Tags: Charles Sargeant Jagger bronze sculpture work World War One and its Aftermath



 Exhibited: London, The Royal Society of Painters in Watercolours, The Charles Sargeant Jagger Memorial Exhibition, 21 May-20 June 1935, no. 14, illustrated p. 16, for sale at 50 gns, touring to Birmingham, Liverpool, Sheffield, Lincoln, Wakefield, Halifax, Dunfermline, Rochdale, Perth, Hull, Doncaster and Stockport; Halifax, Bankfield Museum, The Art of the Jagger Family, 26 August-23 September, 1939-1940, no 3 (another cast), touring to Burton, Darlington, Lincolm, Rotherham and Sunderland; London, Imperial War Museum, Charles Sargeant Jagger War and Peace Sculpture Centenary Exhibition 1885- 1985, 1 May-29 september 1985 (another cast); Sheffield, Mappin Art Gallery, charles Sargeant Jagger, 19 October-30 November 1985, no. 40 (another cast)

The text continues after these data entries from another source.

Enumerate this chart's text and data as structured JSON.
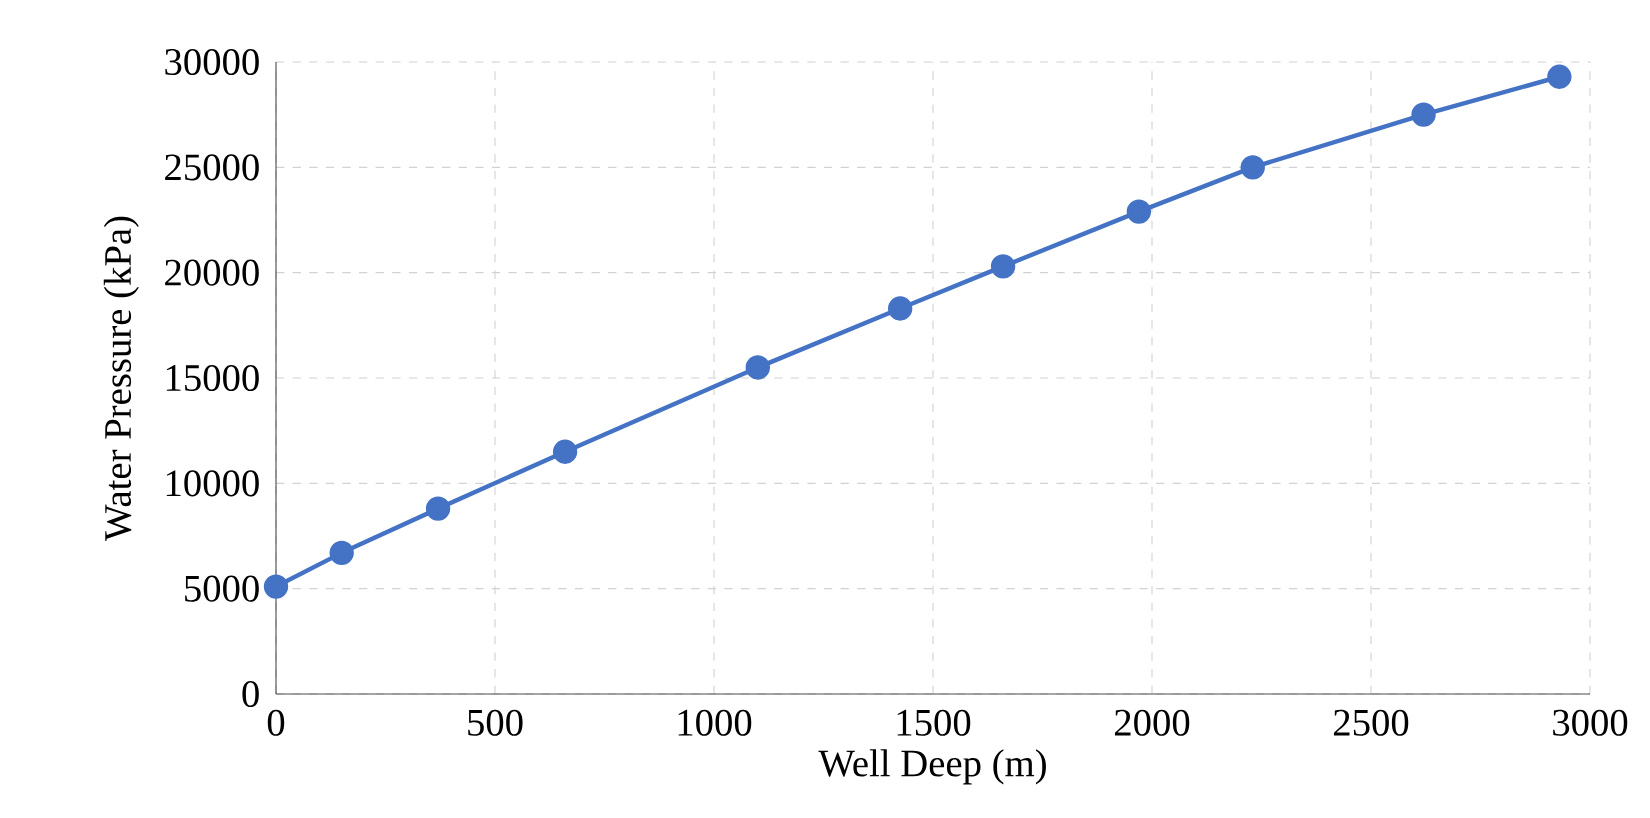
{
  "chart_data": {
    "type": "line",
    "xlabel": "Well Deep (m)",
    "ylabel": "Water Pressure (kPa)",
    "x": [
      0,
      150,
      370,
      660,
      1100,
      1425,
      1660,
      1970,
      2230,
      2620,
      2930
    ],
    "series": [
      {
        "color": "#4472c4",
        "values": [
          5100,
          6700,
          8800,
          11500,
          15500,
          18300,
          20300,
          22900,
          25000,
          27500,
          29300
        ]
      }
    ],
    "xlim": [
      0,
      3000
    ],
    "ylim": [
      0,
      30000
    ],
    "xticks": [
      0,
      500,
      1000,
      1500,
      2000,
      2500,
      3000
    ],
    "yticks": [
      0,
      5000,
      10000,
      15000,
      20000,
      25000,
      30000
    ],
    "grid": true,
    "marker": "circle",
    "line_style": "solid"
  }
}
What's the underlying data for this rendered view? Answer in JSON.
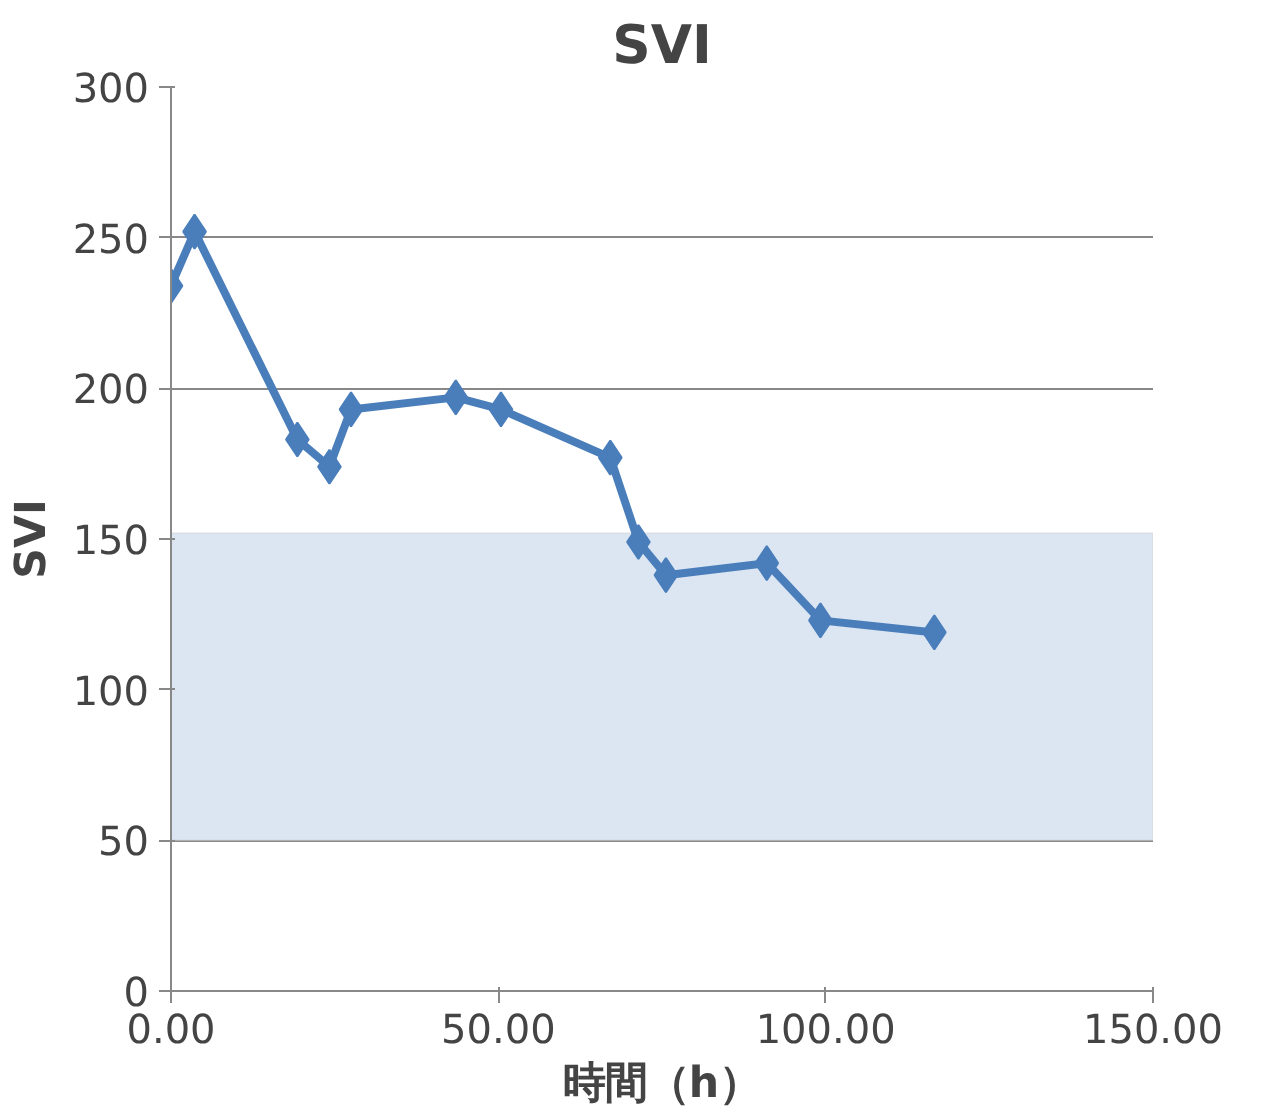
{
  "chart_data": {
    "type": "line",
    "title": "SVI",
    "xlabel": "時間（h）",
    "ylabel": "SVI",
    "x": [
      0,
      3.6,
      19.3,
      24.2,
      27.5,
      43.5,
      50.4,
      67.1,
      71.4,
      75.6,
      91,
      99.2,
      116.6
    ],
    "series": [
      {
        "color": "#4a7ebb",
        "values": [
          234,
          252,
          183,
          174,
          193,
          197,
          193,
          177,
          149,
          138,
          142,
          123,
          119
        ]
      }
    ],
    "xlim": [
      0,
      150
    ],
    "xticks": [
      {
        "value": 0,
        "label": "0.00"
      },
      {
        "value": 50,
        "label": "50.00"
      },
      {
        "value": 100,
        "label": "100.00"
      },
      {
        "value": 150,
        "label": "150.00"
      }
    ],
    "ylim": [
      0,
      300
    ],
    "yticks": [
      0,
      50,
      100,
      150,
      200,
      250,
      300
    ],
    "bands": [
      {
        "axis": "y",
        "from": 50,
        "to": 152,
        "color": "#dce6f2"
      }
    ],
    "grid": "y",
    "marker": "diamond",
    "line_style": "solid"
  }
}
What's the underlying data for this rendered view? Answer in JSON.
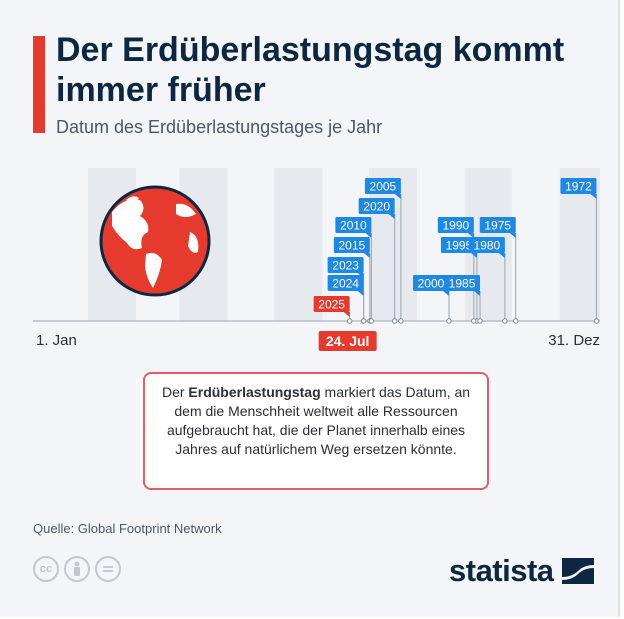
{
  "header": {
    "title": "Der Erdüberlastungstag kommt immer früher",
    "subtitle": "Datum des Erdüberlastungstages je Jahr"
  },
  "chart_data": {
    "type": "timeline",
    "x_start_label": "1. Jan",
    "x_end_label": "31. Dez",
    "x_range_day_of_year": [
      1,
      365
    ],
    "highlight": {
      "year": "2025",
      "date_label": "24. Jul",
      "day_of_year": 205
    },
    "events": [
      {
        "year": "2025",
        "day_of_year": 205,
        "date": "24. Jul"
      },
      {
        "year": "2024",
        "day_of_year": 214
      },
      {
        "year": "2023",
        "day_of_year": 214
      },
      {
        "year": "2015",
        "day_of_year": 218
      },
      {
        "year": "2010",
        "day_of_year": 219
      },
      {
        "year": "2020",
        "day_of_year": 234
      },
      {
        "year": "2005",
        "day_of_year": 238
      },
      {
        "year": "2000",
        "day_of_year": 269
      },
      {
        "year": "1995",
        "day_of_year": 287
      },
      {
        "year": "1990",
        "day_of_year": 285
      },
      {
        "year": "1985",
        "day_of_year": 289
      },
      {
        "year": "1980",
        "day_of_year": 305
      },
      {
        "year": "1975",
        "day_of_year": 312
      },
      {
        "year": "1972",
        "day_of_year": 364
      }
    ],
    "month_bands": "alternating"
  },
  "info": {
    "bold": "Erdüberlastungstag",
    "before": "Der ",
    "after": " markiert das Datum, an dem die Menschheit weltweit alle Ressourcen aufgebraucht hat, die der Planet innerhalb eines Jahres auf natürlichem Weg ersetzen könnte."
  },
  "footer": {
    "source": "Quelle: Global Footprint Network",
    "brand": "statista",
    "license_icons": [
      "cc-icon",
      "by-icon",
      "nd-icon"
    ]
  },
  "colors": {
    "accent": "#e63a2e",
    "label_blue": "#1e88e5",
    "highlight_red": "#e63a2e",
    "title": "#0d2740"
  }
}
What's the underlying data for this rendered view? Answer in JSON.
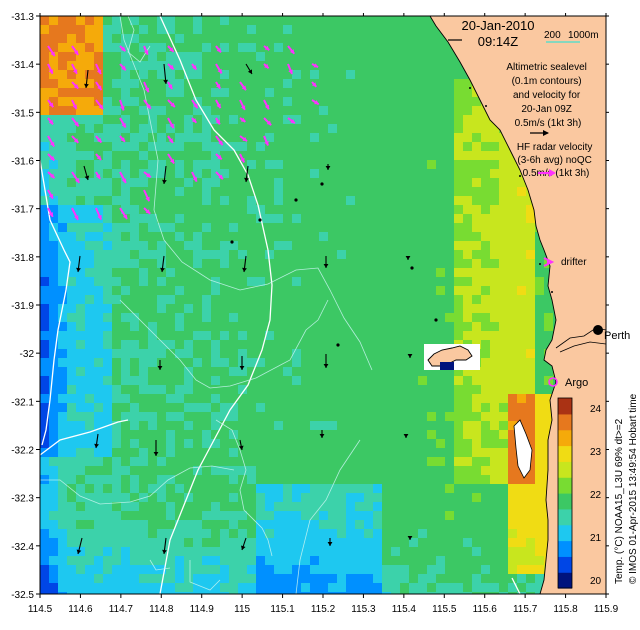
{
  "map": {
    "date": "20-Jan-2010",
    "time": "09:14Z",
    "scale_label": "200",
    "depth_label": "1000m",
    "sealevel_lines": [
      "Altimetric sealevel",
      "(0.1m contours)",
      "and velocity for",
      "20-Jan 09Z",
      "0.5m/s (1kt 3h)"
    ],
    "hf_lines": [
      "HF radar velocity",
      "(3-6h avg) noQC",
      "0.5m/s (1kt 3h)"
    ],
    "drifter_label": "drifter",
    "city_label": "Perth",
    "argo_label": "Argo",
    "credit": "© IMOS 01-Apr-2015 13:49:54 Hobart time",
    "lon_ticks": [
      "114.5",
      "114.6",
      "114.7",
      "114.8",
      "114.9",
      "115",
      "115.1",
      "115.2",
      "115.3",
      "115.4",
      "115.5",
      "115.6",
      "115.7",
      "115.8",
      "115.9"
    ],
    "lat_ticks": [
      "-31.3",
      "-31.4",
      "-31.5",
      "-31.6",
      "-31.7",
      "-31.8",
      "-31.9",
      "-32",
      "-32.1",
      "-32.2",
      "-32.3",
      "-32.4",
      "-32.5"
    ]
  },
  "colorbar": {
    "label": "Temp. (°C) NOAA15_L3U 69% dt>=2",
    "ticks": [
      "24",
      "23",
      "22",
      "21",
      "20"
    ],
    "colors": [
      "#00137d",
      "#0046e6",
      "#0090ff",
      "#1ec8f0",
      "#3cd2aa",
      "#3cc864",
      "#78dc32",
      "#c8e61e",
      "#f0dc14",
      "#f5aa0a",
      "#e6781e",
      "#aa3214"
    ]
  },
  "colors": {
    "land": "#fac8a0",
    "hf_arrow": "#ff32ff",
    "contour": "#c8f5f0",
    "isobath": "#ffffff"
  }
}
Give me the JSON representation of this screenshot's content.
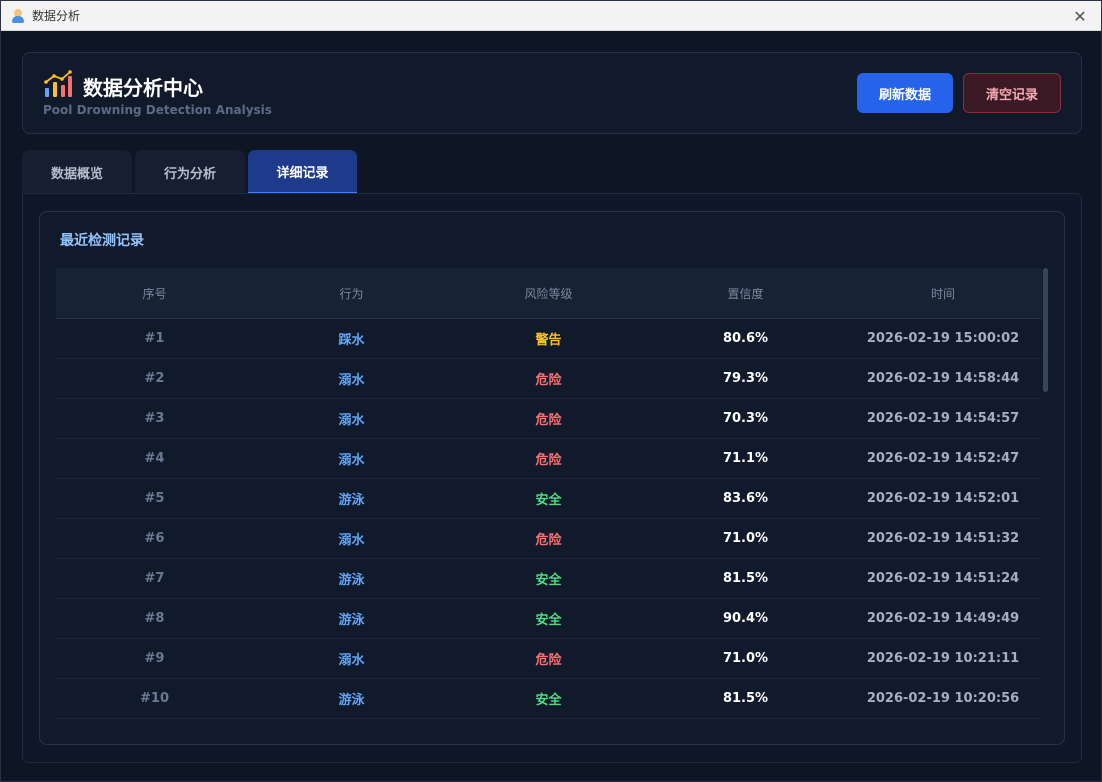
{
  "window": {
    "title": "数据分析",
    "close_glyph": "✕"
  },
  "header": {
    "title": "数据分析中心",
    "subtitle": "Pool Drowning Detection Analysis",
    "icon": "bar-chart-icon",
    "refresh_label": "刷新数据",
    "clear_label": "清空记录"
  },
  "tabs": [
    {
      "label": "数据概览",
      "active": false
    },
    {
      "label": "行为分析",
      "active": false
    },
    {
      "label": "详细记录",
      "active": true
    }
  ],
  "records": {
    "title": "最近检测记录",
    "columns": [
      "序号",
      "行为",
      "风险等级",
      "置信度",
      "时间"
    ],
    "rows": [
      {
        "index": "#1",
        "behavior": "踩水",
        "risk": "警告",
        "level": "warn",
        "confidence": "80.6%",
        "time": "2026-02-19 15:00:02"
      },
      {
        "index": "#2",
        "behavior": "溺水",
        "risk": "危险",
        "level": "danger",
        "confidence": "79.3%",
        "time": "2026-02-19 14:58:44"
      },
      {
        "index": "#3",
        "behavior": "溺水",
        "risk": "危险",
        "level": "danger",
        "confidence": "70.3%",
        "time": "2026-02-19 14:54:57"
      },
      {
        "index": "#4",
        "behavior": "溺水",
        "risk": "危险",
        "level": "danger",
        "confidence": "71.1%",
        "time": "2026-02-19 14:52:47"
      },
      {
        "index": "#5",
        "behavior": "游泳",
        "risk": "安全",
        "level": "safe",
        "confidence": "83.6%",
        "time": "2026-02-19 14:52:01"
      },
      {
        "index": "#6",
        "behavior": "溺水",
        "risk": "危险",
        "level": "danger",
        "confidence": "71.0%",
        "time": "2026-02-19 14:51:32"
      },
      {
        "index": "#7",
        "behavior": "游泳",
        "risk": "安全",
        "level": "safe",
        "confidence": "81.5%",
        "time": "2026-02-19 14:51:24"
      },
      {
        "index": "#8",
        "behavior": "游泳",
        "risk": "安全",
        "level": "safe",
        "confidence": "90.4%",
        "time": "2026-02-19 14:49:49"
      },
      {
        "index": "#9",
        "behavior": "溺水",
        "risk": "危险",
        "level": "danger",
        "confidence": "71.0%",
        "time": "2026-02-19 10:21:11"
      },
      {
        "index": "#10",
        "behavior": "游泳",
        "risk": "安全",
        "level": "safe",
        "confidence": "81.5%",
        "time": "2026-02-19 10:20:56"
      }
    ]
  },
  "colors": {
    "accent": "#2563eb",
    "warn": "#fbbf24",
    "danger": "#f87171",
    "safe": "#4ade80",
    "behavior": "#60a5fa"
  }
}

Literature: Ann Compton, The Sculpture of Charles Sargeant Jagger, the Henry Moore Foundation in association with Lund Humphries, 2004, no. 75, p.126

Conceived in 1928-9, the present work is a cast of the working model for the monumental Portland stone figure for Imperial Chemica House, Millbank.  The working model was cast in an adition of two, in 1935, with one further cast taken in 1937.
Unlike Marine Transport, which was accpeted virtually unchanged for the final sculpture, Chemistry underwent various changes before its final state.  The original concept was for the figure to be prising open the harnd representing Nature to reveal its bounty, whilst in the present work we see this changed to a gentler process of mutual respect between the laboratory coat clad figure and the hand of Nature.